Magnifique film historique traitant de l'esclavage et de la famille. Extrêmement bien maîtrise que ce soit au niveau du scénario que de la mise en scène, le film brille par des séquence absolument magnifique visuellement. Un chef d'oeuvre du cinéma japonais du maître Mizoguchi.
La beauté des plans, la musique filmée comme le cri du coeur, une dialectique interessante sur le monde et un scénario très bien écris, que demander de plus ?
Mizoguchi s'y entend plutôt bien pour retranscrire des oeuvres littéraires en film et "L'intendant Sansho" donne envie de lire le livre d'Ogai Mori. D'autant plus que la fin du livre est moins tragique que le film.

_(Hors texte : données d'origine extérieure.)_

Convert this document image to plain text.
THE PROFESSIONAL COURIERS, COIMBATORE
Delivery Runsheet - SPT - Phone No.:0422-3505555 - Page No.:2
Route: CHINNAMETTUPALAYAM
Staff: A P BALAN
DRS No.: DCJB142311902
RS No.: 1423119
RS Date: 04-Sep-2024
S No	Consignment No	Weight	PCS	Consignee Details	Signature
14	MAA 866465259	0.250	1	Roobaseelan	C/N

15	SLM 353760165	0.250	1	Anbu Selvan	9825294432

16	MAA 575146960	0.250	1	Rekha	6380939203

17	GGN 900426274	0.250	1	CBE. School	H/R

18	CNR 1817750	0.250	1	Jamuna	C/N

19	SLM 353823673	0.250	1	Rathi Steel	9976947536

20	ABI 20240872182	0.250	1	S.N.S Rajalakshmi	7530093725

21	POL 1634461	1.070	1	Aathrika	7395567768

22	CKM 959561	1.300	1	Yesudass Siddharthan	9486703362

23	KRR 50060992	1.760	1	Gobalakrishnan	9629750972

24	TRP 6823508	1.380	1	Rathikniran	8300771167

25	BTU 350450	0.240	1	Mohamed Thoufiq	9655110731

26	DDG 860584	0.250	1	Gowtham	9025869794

Si « Les amants crucifiés » paraissaient comme assez lourds, ce Mizoguchi subjugue par son incroyable justesse : autant dans ce qu'il a de tragique et romanesque que dans ce qu'il a de plus métaphysique et mystique. Mais c'est surtout une œuvre de pure poésie, construite essentiellement sur les sentiments de ses protagonistes et offrant des moments absolument sidérants de beauté (ah, le chant cette voix intérieure semblant surgir du lointain, ou encore le suicide de Anju …). Grandiose tableau épique et intimiste, magnifique médiation sur la conservation de ses valeurs éthiques et humanistes, « L'intendant Sansho » est un chef-d'œuvre. Kenji Mizoguchi, par une esthétique d'un éclat hallucinant, transcende l'aventure intérieure de ses personnages en une quête universelle profondément spirituelle, évoquant l'œuvre de Tarkovski (lequel était un grand admirateur du cinéaste japonais). Tout simplement l'un des plus beaux films de tous les temps.

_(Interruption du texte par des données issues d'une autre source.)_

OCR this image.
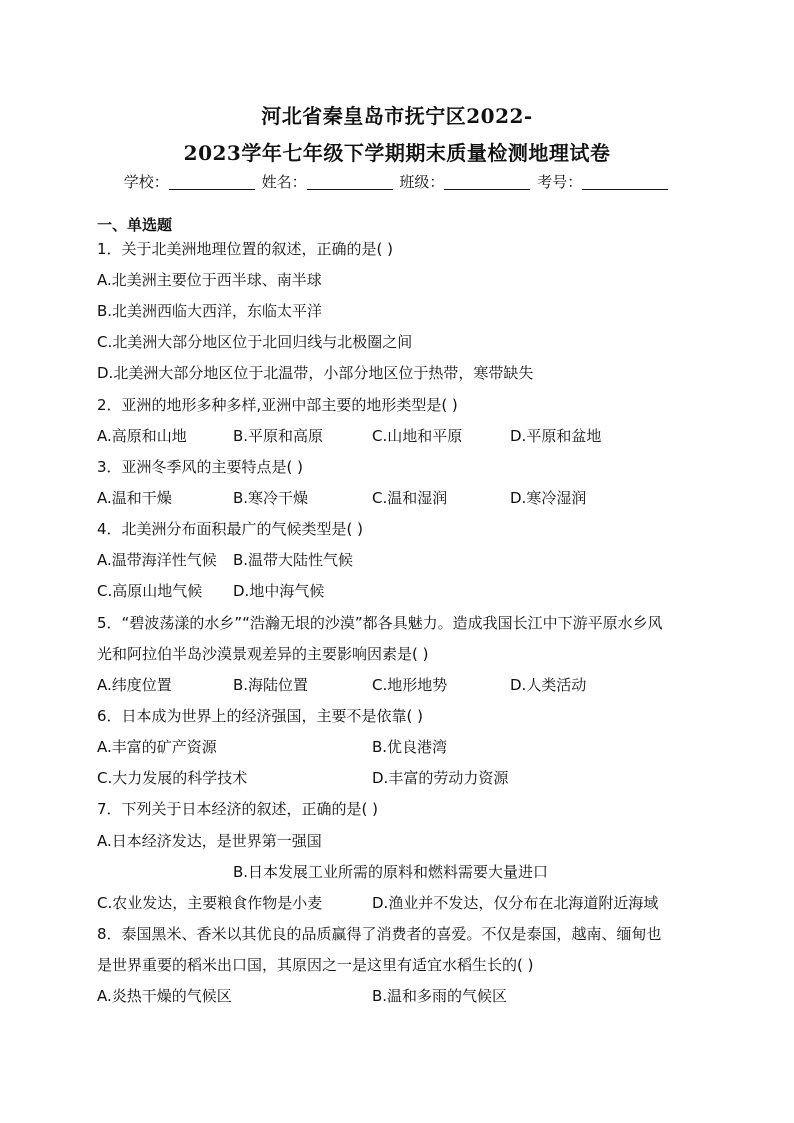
河北省秦皇岛市抚宁区2022-
2023学年七年级下学期期末质量检测地理试卷
学校：	姓名：	班级：	考号：
一、单选题
1．关于北美洲地理位置的叙述，正确的是( )
A.北美洲主要位于西半球、南半球
B.北美洲西临大西洋，东临太平洋
C.北美洲大部分地区位于北回归线与北极圈之间
D.北美洲大部分地区位于北温带，小部分地区位于热带，寒带缺失
2．亚洲的地形多种多样,亚洲中部主要的地形类型是( )
A.高原和山地	B.平原和高原	C.山地和平原	D.平原和盆地
3．亚洲冬季风的主要特点是( )
A.温和干燥	B.寒冷干燥	C.温和湿润	D.寒冷湿润
4．北美洲分布面积最广的气候类型是( )
A.温带海洋性气候 B.温带大陆性气候
C.高原山地气候 D.地中海气候
5．“碧波荡漾的水乡”“浩瀚无垠的沙漠”都各具魅力。造成我国长江中下游平原水乡风
光和阿拉伯半岛沙漠景观差异的主要影响因素是( )
A.纬度位置	B.海陆位置	C.地形地势	D.人类活动
6．日本成为世界上的经济强国，主要不是依靠( )
A.丰富的矿产资源	B.优良港湾
C.大力发展的科学技术	D.丰富的劳动力资源
7．下列关于日本经济的叙述，正确的是( )
A.日本经济发达，是世界第一强国
B.日本发展工业所需的原料和燃料需要大量进口
C.农业发达，主要粮食作物是小麦	D.渔业并不发达，仅分布在北海道附近海域
8．泰国黑米、香米以其优良的品质赢得了消费者的喜爱。不仅是泰国，越南、缅甸也
是世界重要的稻米出口国，其原因之一是这里有适宜水稻生长的( )
A.炎热干燥的气候区	B.温和多雨的气候区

Mizogushi signe ici la fresque épique d'une famille décomposée et soumise à la cruauté des puissants. On parle bien ici d'un film de réalisateur, qui vaut moins par son scénario que par l'incroyable force poétique qui ressort de ce drame. Toutes les scènes sont travaillées et certaines sont absolument magnifiques, alternant les allégories et les prises de vues formidables, devant lesquelles on se dit: "si seulement c'était en couleur".

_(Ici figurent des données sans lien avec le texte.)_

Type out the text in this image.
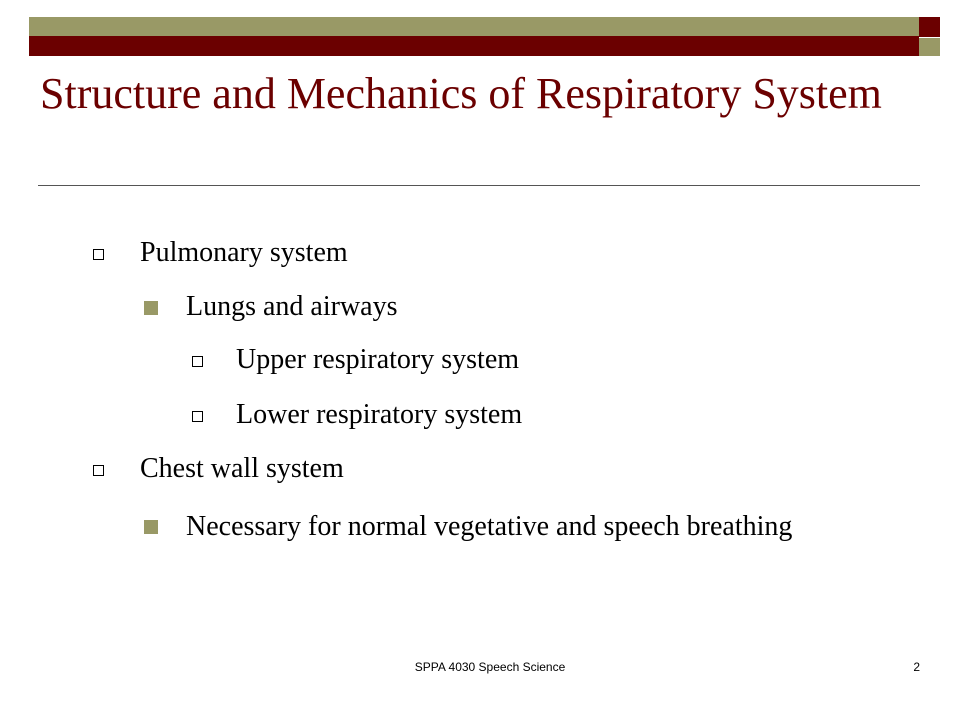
Structure and Mechanics of Respiratory System
Pulmonary system
Lungs and airways
Upper respiratory system
Lower respiratory system
Chest wall system
Necessary for normal vegetative and speech breathing
SPPA 4030 Speech Science	2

Un des plus grands chef-d'oeuvre du cinéma japonais et un des meilleurs films de Kenji Mizogushi. Le film, un peu plus long qu'à l'accoutumée, suit un personnage masculin qui est le principal protagoniste, fait assez rare chez Mizogushi plus habitué aux portraits de femmes. Bien que profondément pessimiste sur la nature humaine, l'Intendant Sansho n'est pas pour autant dénué d'un certain espoir quand bien même le titre est tiré du nom du personnage secondaire le moins humaniste, propriétaire d'esclaves sans scrupules et sadique, et qui semble être l'opposé du père du héros, dont l'humanité et la bienveillance à l'égard des paysans a causé la déchéance. Formellement, la qualité des images du cinéaste est d'une richesse folle et d'une pertinence totale. Sa façon d'utiliser le hors-champ est ainsi exemplaire, en parliculier lors de la scène du suicide d'Anju. La scène finale, lorsque Zushiô retrouve sa mère au terme de dix années d'épreuves, d'humiliations et de souffrances, est un des plus belles qui soient.
Mon premier Mizoguchi, et je sais pas pourquoi je m'attendais à m'ennuyer. Et bien je suis heureux de m'être totalement planté sur ce point. Car "L'Intendant Sansho" est une oeuvre intense, profonde, humaniste mais toujours réaliste pour ne pas dire cruelle, qui s'avère être un film extrêmement dense. Ce qui étonne au premier abord, c'est la maîtrise totale de Kenji Mizoguchi pour sa mise en scène. Chaque cadrage est très judicieusement choisi, chaque mouvement de caméra composé avec un très grand soin et l'interprétation très juste qu'il arrive à tirer de ses comédiens ne peut que forcer l'admiration. L'esthétisme du film est très beau et certaines scènes sont de très grands moments de cinéma. Une oeuvre très émouvante qui fait parfaitement comprendre la haute estime qu'on porte à ce grand cinéaste.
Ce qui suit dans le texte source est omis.